Ingredients
Equipment
Method
Step-by-Step Instructions
- In a medium bowl, mix together warm milk, active dry yeast, and a pinch of sugar. Let sit for 5-10 minutes until frothy.
- Add sugar, melted butter, salt, cinnamon, nutmeg, and pumpkin puree to the bowl. Gradually mix in flour until a soft dough forms.
- Knead dough on a floured surface for about 8-10 minutes until smooth and elastic. Place in a greased bowl, cover, and let rise for 1 hour.

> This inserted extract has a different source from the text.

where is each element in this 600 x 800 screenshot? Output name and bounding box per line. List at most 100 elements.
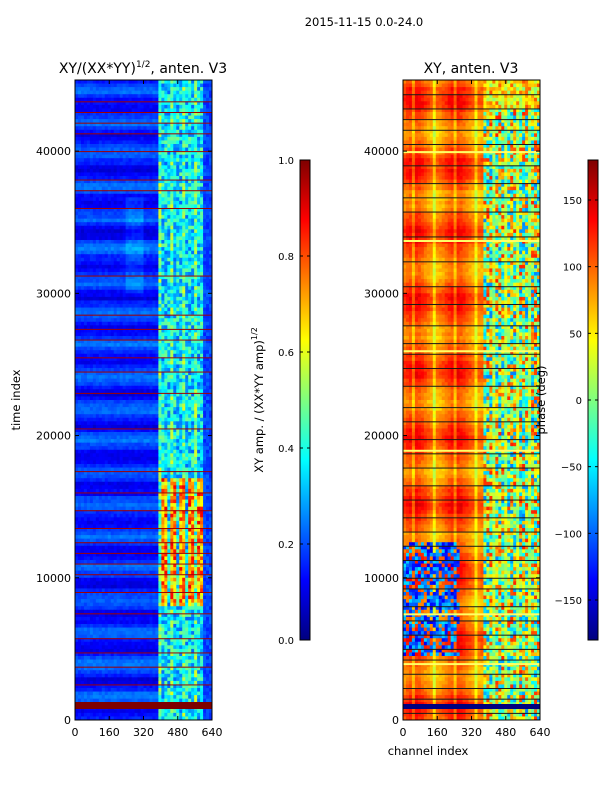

- Prepare filling by mixing pumpkin puree, softened butter, honey, cinnamon, and nutmeg until smooth. Set aside.
- Punch down the dough and divide into 12 pieces. Roll each into a rope and tie into knots, tucking ends underneath.
- Create an indentation in each knot and spoon about 1 tablespoon of pumpkin butter filling into each.
- Mix chopped pecans, brown sugar, and cinnamon. Brush knots with melted butter and sprinkle topping over them.
- Allow knots to rise for another 30 minutes and preheat oven to 375°F. Bake for 18-22 minutes until golden brown.
Nutrition
Notes
Store in an airtight container; up to 3 days at room temperature, up to 5 days in refrigerator, or freeze for up to 3 months.